Не отрывая взгляда от побеленной стены, она полулежала, пока я возилась со шнурками. Разреши она повернуть кресло, могла бы сейчас любоваться звездным небом. Одно малейшее движение – и совсем другой вид, но это ее не интересует. Звезды будто причиняют ей обиду. Все до единой – ее оскорбляют. Мать говорит мне, что у нее перед мысленным взором и так есть вид. Это Йоркширское нагорье. Она идет по тропе, под ногами пружинят сочные травы, ей на голову мягко падает морось – легчайший дождик, а в рюкзаке лежит булочка с сыром. Вот бы мне тоже пройтись вместе с матерью по Йоркширскому нагорью; я бы с радостью намазывала маслом булочки и ориентировалась по карте. Когда я открываюсь маме, она отвечает полуулыбкой, как будто уже отреклась от своих ног в пользу кого-то другого. Я всю ночь нервничаю. Мне до сих пор чудится стук в окна. Вероятно, это мыши – возятся в стене.

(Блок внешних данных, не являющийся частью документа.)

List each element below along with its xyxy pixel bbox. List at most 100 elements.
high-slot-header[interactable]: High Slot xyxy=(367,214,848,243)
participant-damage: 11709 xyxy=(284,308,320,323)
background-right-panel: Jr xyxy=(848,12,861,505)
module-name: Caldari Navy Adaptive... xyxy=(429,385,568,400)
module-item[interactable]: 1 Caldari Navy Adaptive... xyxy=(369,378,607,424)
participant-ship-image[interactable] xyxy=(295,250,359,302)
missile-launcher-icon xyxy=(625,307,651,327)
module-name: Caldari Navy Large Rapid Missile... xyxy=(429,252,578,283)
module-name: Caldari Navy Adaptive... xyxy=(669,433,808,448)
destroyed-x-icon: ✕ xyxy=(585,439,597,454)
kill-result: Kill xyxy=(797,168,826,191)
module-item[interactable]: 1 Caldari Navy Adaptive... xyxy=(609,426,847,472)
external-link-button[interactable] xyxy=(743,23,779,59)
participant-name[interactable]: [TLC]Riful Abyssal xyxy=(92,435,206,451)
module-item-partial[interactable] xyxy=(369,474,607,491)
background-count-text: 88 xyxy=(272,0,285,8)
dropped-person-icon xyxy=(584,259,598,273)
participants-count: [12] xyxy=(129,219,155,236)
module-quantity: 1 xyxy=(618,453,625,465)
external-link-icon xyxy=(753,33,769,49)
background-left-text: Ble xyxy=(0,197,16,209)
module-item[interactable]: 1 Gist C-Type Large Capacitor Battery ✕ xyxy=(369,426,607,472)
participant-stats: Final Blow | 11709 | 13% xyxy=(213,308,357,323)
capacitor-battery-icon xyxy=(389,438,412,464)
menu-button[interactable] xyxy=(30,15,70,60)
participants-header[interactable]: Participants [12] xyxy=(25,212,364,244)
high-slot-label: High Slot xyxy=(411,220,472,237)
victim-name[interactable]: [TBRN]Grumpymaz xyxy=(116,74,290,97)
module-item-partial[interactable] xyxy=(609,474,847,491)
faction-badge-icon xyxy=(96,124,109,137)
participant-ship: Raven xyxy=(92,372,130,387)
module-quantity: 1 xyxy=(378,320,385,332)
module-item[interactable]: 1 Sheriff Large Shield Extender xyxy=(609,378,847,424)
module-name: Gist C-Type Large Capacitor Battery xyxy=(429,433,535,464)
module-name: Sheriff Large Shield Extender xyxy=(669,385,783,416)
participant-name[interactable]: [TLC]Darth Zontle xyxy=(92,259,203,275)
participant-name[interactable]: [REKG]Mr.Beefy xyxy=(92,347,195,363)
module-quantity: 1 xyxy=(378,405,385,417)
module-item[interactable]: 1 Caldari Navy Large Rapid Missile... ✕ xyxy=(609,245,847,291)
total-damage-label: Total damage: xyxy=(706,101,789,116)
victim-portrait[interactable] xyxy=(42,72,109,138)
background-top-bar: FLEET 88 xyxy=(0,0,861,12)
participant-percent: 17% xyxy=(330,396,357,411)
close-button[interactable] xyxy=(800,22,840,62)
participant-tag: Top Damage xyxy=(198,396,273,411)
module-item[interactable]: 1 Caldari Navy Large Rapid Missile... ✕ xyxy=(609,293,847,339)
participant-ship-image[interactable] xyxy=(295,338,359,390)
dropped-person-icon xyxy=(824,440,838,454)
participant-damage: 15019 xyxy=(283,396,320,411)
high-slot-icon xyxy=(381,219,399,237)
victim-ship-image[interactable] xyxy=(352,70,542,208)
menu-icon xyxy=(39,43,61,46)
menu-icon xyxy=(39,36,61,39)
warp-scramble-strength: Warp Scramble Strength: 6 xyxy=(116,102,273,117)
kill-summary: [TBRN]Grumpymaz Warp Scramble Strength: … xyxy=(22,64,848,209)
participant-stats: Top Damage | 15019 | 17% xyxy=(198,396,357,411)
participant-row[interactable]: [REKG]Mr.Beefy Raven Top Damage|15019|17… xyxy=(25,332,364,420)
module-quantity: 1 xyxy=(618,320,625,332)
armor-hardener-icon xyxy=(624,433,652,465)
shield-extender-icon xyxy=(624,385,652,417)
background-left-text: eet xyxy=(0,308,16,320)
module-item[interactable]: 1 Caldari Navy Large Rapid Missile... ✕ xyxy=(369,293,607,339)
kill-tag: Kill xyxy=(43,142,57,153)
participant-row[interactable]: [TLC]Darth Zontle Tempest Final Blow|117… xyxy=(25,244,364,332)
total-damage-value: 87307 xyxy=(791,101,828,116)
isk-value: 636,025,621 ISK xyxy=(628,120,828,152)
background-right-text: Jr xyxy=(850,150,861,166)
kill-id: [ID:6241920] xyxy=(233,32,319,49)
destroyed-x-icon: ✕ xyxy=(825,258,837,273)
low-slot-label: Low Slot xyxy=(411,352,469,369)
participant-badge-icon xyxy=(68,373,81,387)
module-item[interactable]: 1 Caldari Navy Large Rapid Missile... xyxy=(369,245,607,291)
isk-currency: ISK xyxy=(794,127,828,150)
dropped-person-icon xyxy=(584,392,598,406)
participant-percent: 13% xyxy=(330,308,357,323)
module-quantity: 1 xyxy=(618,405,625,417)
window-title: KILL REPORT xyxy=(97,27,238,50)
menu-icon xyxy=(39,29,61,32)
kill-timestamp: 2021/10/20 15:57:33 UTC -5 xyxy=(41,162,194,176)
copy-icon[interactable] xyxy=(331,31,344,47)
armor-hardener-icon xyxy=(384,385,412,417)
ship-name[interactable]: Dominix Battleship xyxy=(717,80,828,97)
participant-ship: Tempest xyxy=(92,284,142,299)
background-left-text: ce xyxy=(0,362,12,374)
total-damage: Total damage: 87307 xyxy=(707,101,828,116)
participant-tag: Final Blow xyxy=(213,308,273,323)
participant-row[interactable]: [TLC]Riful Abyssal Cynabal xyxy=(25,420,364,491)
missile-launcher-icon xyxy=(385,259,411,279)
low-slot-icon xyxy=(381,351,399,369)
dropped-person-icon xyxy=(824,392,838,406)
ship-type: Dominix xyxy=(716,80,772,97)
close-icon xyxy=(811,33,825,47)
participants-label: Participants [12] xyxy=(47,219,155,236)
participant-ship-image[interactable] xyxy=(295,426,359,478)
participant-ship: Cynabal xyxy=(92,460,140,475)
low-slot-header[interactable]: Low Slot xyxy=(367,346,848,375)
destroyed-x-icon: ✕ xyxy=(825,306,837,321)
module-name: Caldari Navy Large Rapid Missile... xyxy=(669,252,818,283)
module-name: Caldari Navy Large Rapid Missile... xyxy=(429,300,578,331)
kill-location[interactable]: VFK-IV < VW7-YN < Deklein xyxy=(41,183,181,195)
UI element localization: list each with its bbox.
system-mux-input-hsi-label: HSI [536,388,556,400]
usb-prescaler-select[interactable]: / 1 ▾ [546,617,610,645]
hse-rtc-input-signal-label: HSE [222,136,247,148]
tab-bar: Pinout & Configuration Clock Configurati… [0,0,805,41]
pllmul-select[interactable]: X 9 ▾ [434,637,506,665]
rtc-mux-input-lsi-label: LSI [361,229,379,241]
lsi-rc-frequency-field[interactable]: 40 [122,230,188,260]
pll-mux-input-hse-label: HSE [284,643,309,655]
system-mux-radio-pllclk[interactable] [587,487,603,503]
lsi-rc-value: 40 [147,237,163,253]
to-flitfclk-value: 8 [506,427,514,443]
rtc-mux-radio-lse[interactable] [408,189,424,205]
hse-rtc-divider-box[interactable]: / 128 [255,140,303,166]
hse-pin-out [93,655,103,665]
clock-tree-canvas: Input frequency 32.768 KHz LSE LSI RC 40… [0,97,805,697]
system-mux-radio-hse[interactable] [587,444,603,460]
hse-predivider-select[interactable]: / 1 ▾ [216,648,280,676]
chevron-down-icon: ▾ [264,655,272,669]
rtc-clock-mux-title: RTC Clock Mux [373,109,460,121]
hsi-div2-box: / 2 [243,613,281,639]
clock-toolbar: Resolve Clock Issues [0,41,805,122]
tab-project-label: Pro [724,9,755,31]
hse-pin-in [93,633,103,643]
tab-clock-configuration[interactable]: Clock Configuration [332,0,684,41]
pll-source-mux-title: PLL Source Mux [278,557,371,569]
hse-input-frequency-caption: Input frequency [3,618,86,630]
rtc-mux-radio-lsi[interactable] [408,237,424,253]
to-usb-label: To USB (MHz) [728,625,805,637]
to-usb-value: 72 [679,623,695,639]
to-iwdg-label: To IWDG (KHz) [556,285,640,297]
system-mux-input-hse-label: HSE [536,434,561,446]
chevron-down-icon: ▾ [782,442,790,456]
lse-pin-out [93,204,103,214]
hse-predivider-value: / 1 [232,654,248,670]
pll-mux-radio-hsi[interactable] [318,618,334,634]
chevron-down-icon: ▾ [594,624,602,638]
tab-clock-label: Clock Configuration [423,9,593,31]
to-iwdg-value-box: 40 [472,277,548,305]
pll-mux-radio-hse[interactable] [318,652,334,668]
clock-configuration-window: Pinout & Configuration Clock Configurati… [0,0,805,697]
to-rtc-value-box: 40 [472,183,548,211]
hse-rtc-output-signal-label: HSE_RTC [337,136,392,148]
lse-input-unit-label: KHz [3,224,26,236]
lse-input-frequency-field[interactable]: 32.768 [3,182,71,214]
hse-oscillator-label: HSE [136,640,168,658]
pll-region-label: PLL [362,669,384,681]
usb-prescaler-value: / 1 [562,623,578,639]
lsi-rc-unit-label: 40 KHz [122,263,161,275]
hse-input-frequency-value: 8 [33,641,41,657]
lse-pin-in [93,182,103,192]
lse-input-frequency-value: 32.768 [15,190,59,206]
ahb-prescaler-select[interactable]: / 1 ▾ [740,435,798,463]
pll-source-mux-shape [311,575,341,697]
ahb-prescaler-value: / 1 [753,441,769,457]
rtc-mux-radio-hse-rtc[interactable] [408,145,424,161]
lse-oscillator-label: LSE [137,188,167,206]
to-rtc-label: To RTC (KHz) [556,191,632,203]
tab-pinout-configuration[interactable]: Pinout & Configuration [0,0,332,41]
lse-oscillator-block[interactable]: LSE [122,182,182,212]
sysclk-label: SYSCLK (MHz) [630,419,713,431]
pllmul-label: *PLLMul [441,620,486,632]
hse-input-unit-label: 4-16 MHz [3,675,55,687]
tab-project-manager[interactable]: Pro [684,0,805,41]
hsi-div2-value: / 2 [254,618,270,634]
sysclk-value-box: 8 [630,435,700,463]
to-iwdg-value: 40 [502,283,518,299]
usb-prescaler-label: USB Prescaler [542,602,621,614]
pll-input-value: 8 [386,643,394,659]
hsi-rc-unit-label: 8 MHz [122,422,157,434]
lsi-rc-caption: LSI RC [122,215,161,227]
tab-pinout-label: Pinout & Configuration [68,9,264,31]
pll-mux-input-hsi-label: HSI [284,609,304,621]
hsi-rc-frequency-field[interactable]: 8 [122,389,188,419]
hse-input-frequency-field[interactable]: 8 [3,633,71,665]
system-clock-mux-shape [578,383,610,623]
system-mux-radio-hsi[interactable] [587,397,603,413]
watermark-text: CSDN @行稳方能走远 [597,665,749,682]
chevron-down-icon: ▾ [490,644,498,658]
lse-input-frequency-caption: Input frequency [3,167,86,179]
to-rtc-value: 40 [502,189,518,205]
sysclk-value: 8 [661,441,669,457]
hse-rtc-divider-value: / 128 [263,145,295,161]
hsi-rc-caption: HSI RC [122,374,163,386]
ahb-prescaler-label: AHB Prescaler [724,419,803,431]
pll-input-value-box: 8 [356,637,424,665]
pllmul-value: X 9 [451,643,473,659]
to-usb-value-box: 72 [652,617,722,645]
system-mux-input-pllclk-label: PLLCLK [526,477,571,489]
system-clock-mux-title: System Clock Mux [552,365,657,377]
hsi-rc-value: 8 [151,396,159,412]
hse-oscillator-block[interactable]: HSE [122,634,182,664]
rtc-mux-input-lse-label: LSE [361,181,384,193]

– Вечно ты где-то далеко, София.

Не исключено, что это мой отец. Вернулся к нам, чтобы позаботиться о маме и дать мне отдохнуть. Не исключено, что это североафриканская беженка, вплавь добравшаяся до здешних берегов. Дам ей приют на одну ночь. Надо бы. Думаю, я могла бы это организовать.